Q4) Line 46-48: References are placed wrong (e.g. 9: "Marsh, J.L., Slongo, T.F., Agel, J., et al. Fracture and dislocation classification compendium-2007: 328 Orthopae dic Trauma Association classification, database and outcomes committee. J Orthop Trauma 2007, 329 21(10 Suppl), S1-S133." is not the proposed "recent randomized controlled trial".

A4) The reference has been corrected.

 

Q5) Line 144: "in the surgical group, 8 out of 39 had a fracture (20.5%)...

A5) Missed type A was added.

 

Q6) Since the comment was "give subclassification of AO-fractures", why are there no A1-C3 classifications?

A6) Additional data on AO-fracture subclassification have been added in table 1.

 

Q7) Line 154, 163, 166, 169, 172: please give exact p-values (not just p>0.05).

A7) Exact p values has been added.

 

Q8) Line 148: Please reformat.

A8) The paragraph was reformatted

 

Q9) Discussion:  Line 186-196: Did these references somehow affect your study? Please refer to your study. For example: Did you offer these patients FLS? Did you measure their BMD? Or did you use FRAX? See Kanis et al. 2013: "European guidance for the diagnosis and management of osteoporosis in postmenopausal women".

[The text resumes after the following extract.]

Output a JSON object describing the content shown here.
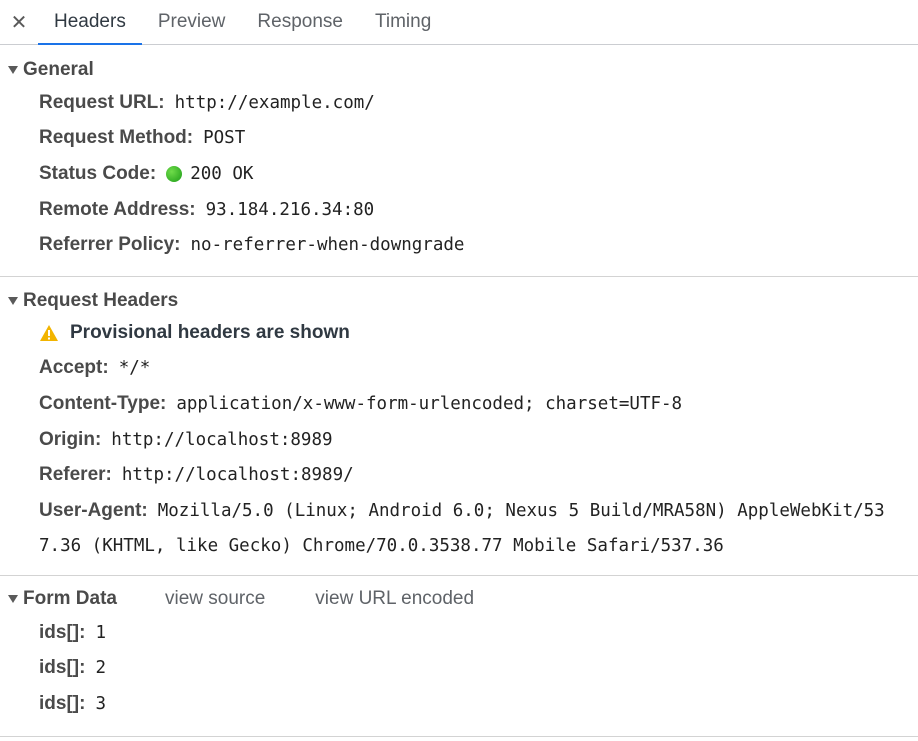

A9) The study did not have the analysis of osteoporotic patients compared to the non-osteoporotic subjects. No additional data have been collected in osteoporotic patients.


Round 3

Reviewer 2 Report

Thanks for the improvements of the manuscript.
Particularly the p-values and subclassification help the reader to better classify your interesting findings.
The only minor point that should be addressed is that in accordance to US (USPSTF) or UK (NICE) or WHO-guidelines, in patients >65 years with a fracture of the distal radius, osteoporosis screening has to be offered. Please mention that in the discussion or (if you did so) in the introduction.

Author Response

Reviewer: The only minor point that should be addressed is that in accordance to US (USPSTF) or UK (NICE) or WHO-guidelines, in patients >65 years with a fracture of the distal radius, osteoporosis screening has to be offered. Please mention that in the discussion or (if you did so) in the introduction.

Answer: your suggestion was added in the introduction.